Мужчины пожали друг другу руки, возникшее между ними взаимное уважение можно было чуть ли не потрогать руками. После ухода доктора Рюзека Фрэнк еще ненадолго задержался в палате. Его охватил ужас. Сострадание подтолкнуло комиссара представить себя в шкуре жертвы. Когда он подумал, что его тоже могли вот так крушить и уничтожать, как телом, так и духом, у него в жилах застыла кровь. Фрэнка редко что-то выбивало из колеи, но сегодняшний день как раз стал таким исключением.
Ему не давали покоя несколько моментов. Для начала сам акт агрессии. Подобная безудержная жестокость всегда приводила к смерти. Здесь же преступник позаботился о том, чтобы сохранить Сильве жизнь, но при этом навсегда изменить ее до неузнаваемости. Тем самым он будто хотел сказать, что в его глазах тот собой представлял. К жертве он демонстрировал глубинную ненависть. Еще больше эту мысль укрепляла маска – в качестве инструмента, позволяющего скрыть, каким человеком был Сильва или же каким стал в результате пыток. Смысл данного посыла Фрэнку надо было понять как можно быстрее. Злодей, стоявший за этим преступлением, не хуже художника выражал все, что первородное чувство его гнева могло набросать на холсте. Наконец, инструменты, которыми он воспользовался, чтобы изуродовать жертву.

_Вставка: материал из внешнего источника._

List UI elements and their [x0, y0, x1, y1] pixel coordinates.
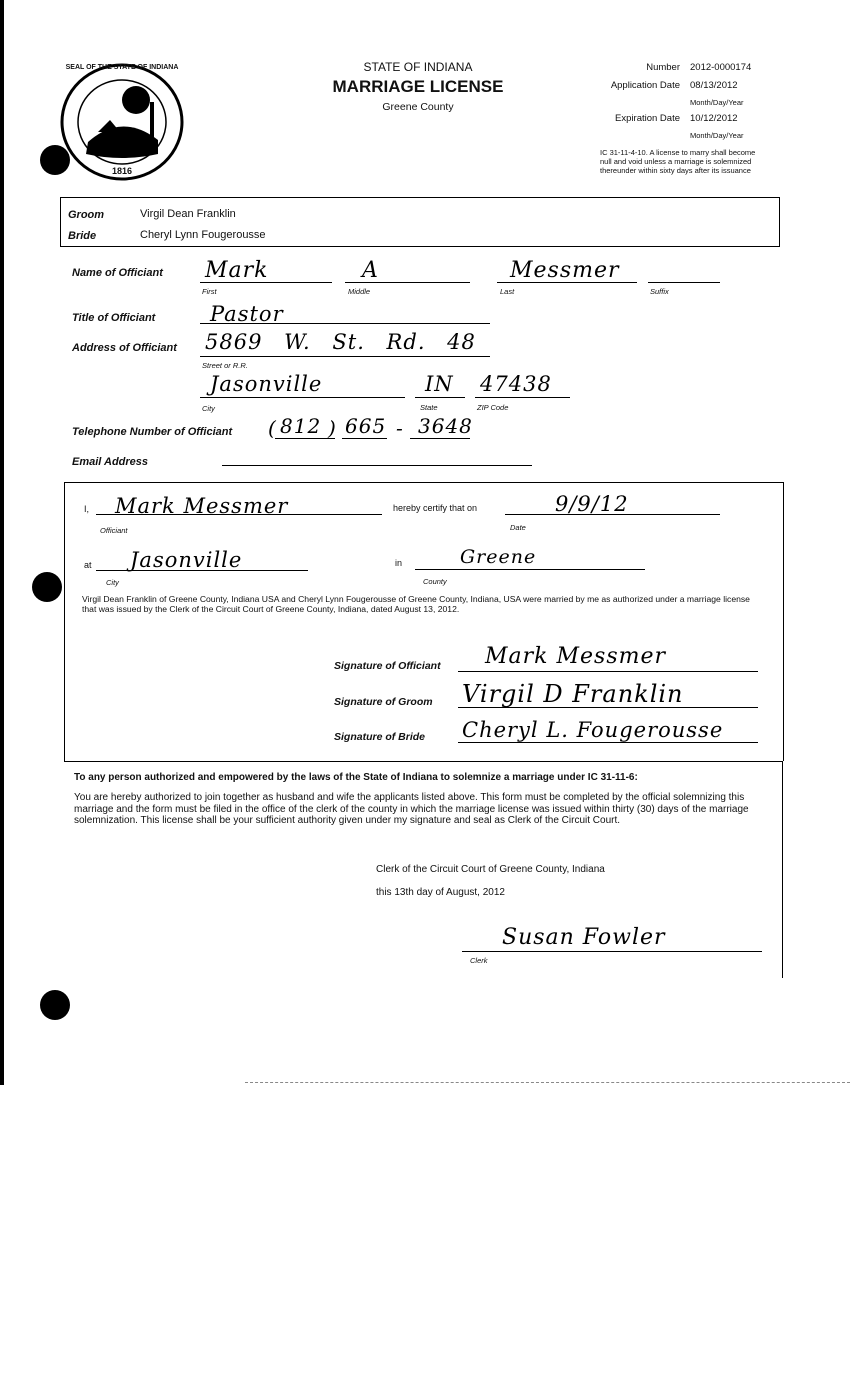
bride-name: Cheryl Lynn Fougerousse	[140, 229, 266, 241]
date-caption: Date	[510, 523, 526, 532]
officiant-title: Pastor	[210, 302, 284, 326]
bride-signature: Cheryl L. Fougerousse	[462, 718, 724, 742]
issue-day-line: this 13th day of August, 2012	[376, 887, 505, 898]
officiant-street: 5869 W. St. Rd. 48	[205, 330, 476, 354]
certify-officiant: Mark Messmer	[115, 494, 289, 518]
first-caption: First	[202, 287, 217, 296]
officiant-first-name: Mark	[205, 258, 269, 283]
clerk-signature: Susan Fowler	[502, 925, 666, 950]
bride-label: Bride	[68, 230, 97, 242]
phone-open-paren: (	[268, 416, 277, 440]
officiant-signature: Mark Messmer	[485, 644, 667, 669]
application-date-label: Application Date	[610, 80, 680, 91]
groom-signature: Virgil D Franklin	[462, 680, 684, 708]
license-number: 2012-0000174	[690, 62, 752, 73]
number-label: Number	[646, 62, 680, 73]
certify-city: Jasonville	[130, 548, 243, 572]
officiant-city: Jasonville	[210, 372, 323, 396]
officiant-last-name: Messmer	[510, 258, 620, 283]
validity-notice: IC 31-11-4-10. A license to marry shall become null and void unless a marriage is solemnized thereunder within sixty days after its issuance	[600, 148, 756, 175]
officiant-address-label: Address of Officiant	[72, 342, 177, 354]
officiant-state: IN	[425, 372, 454, 396]
sig-bride-label: Signature of Bride	[334, 731, 426, 743]
clerk-caption: Clerk	[470, 956, 488, 965]
certify-text: hereby certify that on	[393, 503, 478, 513]
application-date: 08/13/2012	[690, 80, 738, 91]
i-label: I,	[84, 504, 90, 514]
certify-date: 9/9/12	[555, 492, 629, 516]
phone-prefix: 665	[345, 414, 387, 438]
suffix-caption: Suffix	[650, 287, 669, 296]
state-seal-graphic	[58, 62, 186, 182]
officiant-middle-name: A	[362, 258, 379, 283]
punch-hole-bottom	[40, 990, 70, 1020]
officiant-name-label: Name of Officiant	[72, 267, 163, 279]
street-caption: Street or R.R.	[202, 361, 248, 370]
email-label: Email Address	[72, 456, 149, 468]
last-caption: Last	[500, 287, 515, 296]
phone-dash: -	[396, 416, 404, 440]
sig-groom-label: Signature of Groom	[334, 696, 433, 708]
state-caption: State	[420, 403, 438, 412]
officiant-phone-label: Telephone Number of Officiant	[72, 426, 233, 438]
left-scan-edge	[0, 0, 4, 1085]
authorization-body: You are hereby authorized to join together as husband and wife the applicants listed above. This form must be completed by the official solemnizing this marriage and the form must be filed in the office of the clerk of the county in which the marriage license was issued within thirty (30) days of the marriage solemnization. This license shall be your sufficient authority given under my signature and seal as Clerk of the Circuit Court.	[74, 792, 749, 826]
city-caption: City	[202, 404, 215, 413]
county-title: Greene County	[382, 101, 454, 113]
zip-caption: ZIP Code	[477, 403, 509, 412]
seal-year: 1816	[111, 166, 133, 176]
seal-text: SEAL OF THE STATE OF INDIANA	[65, 64, 179, 71]
state-seal	[58, 62, 186, 182]
phone-line: 3648	[418, 414, 473, 438]
at-label: at	[84, 560, 92, 570]
marriage-statement: Virgil Dean Franklin of Greene County, Indiana USA and Cheryl Lynn Fougerousse of Greene County, Indiana, USA were married by me as authorized under a marriage license that was issued by the Clerk of the Circuit Court of Greene County, Indiana, dated August 13, 2012.	[82, 594, 750, 614]
groom-name: Virgil Dean Franklin	[140, 208, 236, 220]
phone-close-paren: )	[328, 416, 337, 440]
expiration-date: 10/12/2012	[690, 113, 738, 124]
officiant-zip: 47438	[480, 372, 552, 396]
document-title: MARRIAGE LICENSE	[332, 77, 504, 96]
middle-caption: Middle	[348, 287, 371, 296]
sig-officiant-label: Signature of Officiant	[334, 660, 441, 672]
state-title: STATE OF INDIANA	[363, 60, 473, 74]
officiant-caption: Officiant	[100, 526, 128, 535]
expiration-date-format: Month/Day/Year	[690, 131, 744, 140]
groom-label: Groom	[68, 209, 105, 221]
bottom-scan-edge	[245, 1082, 850, 1084]
county-caption: County	[423, 577, 447, 586]
city-caption-2: City	[106, 578, 119, 587]
clerk-of-court: Clerk of the Circuit Court of Greene County, Indiana	[376, 864, 605, 875]
officiant-title-label: Title of Officiant	[72, 312, 156, 324]
phone-area-code: 812	[280, 414, 322, 438]
punch-hole-top	[40, 145, 70, 175]
authorization-heading: To any person authorized and empowered by the laws of the State of Indiana to solemnize a marriage under IC 31-11-6:	[74, 772, 638, 783]
certify-county: Greene	[460, 546, 537, 568]
punch-hole-middle	[32, 572, 62, 602]
in-label: in	[395, 558, 403, 568]
application-date-format: Month/Day/Year	[690, 98, 744, 107]
expiration-date-label: Expiration Date	[615, 113, 680, 124]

Перфоратор и, главное, электрическая пила – два предмета, редко фигурирующие в делах по убийствам или причинению тяжких телесных повреждений. Где хрестоматийное огнестрельное оружие, яды, клюшки для гольфа? Где, наконец, американские кулаки? Конечно же, присутствовал нож, которым жертве отрезали гениталии, но куда девать все остальное? Фрэнк пытался представить себе последовательный план действий. Его руки повторяли движения человека, орудующего этими инструментами, чтобы нанести аналогичные раны. Здесь требовалась твердая рука. Да и потом, не надо забывать и о месте преступления, совершенного в медицинском центре Святой Анны. Это, конечно же, символ, только вот что с его помощью хотел сказать злодей? На данном этапе понять трудно. Это может быть каким-то образом связано с жертвой или с самим злодеем. Может, целью преступника было психическое состояние Сильвы? Откуда ему было известно об этом заброшенном крыле? Он здесь лечился? Навещал кого-то из близких? Может, родных?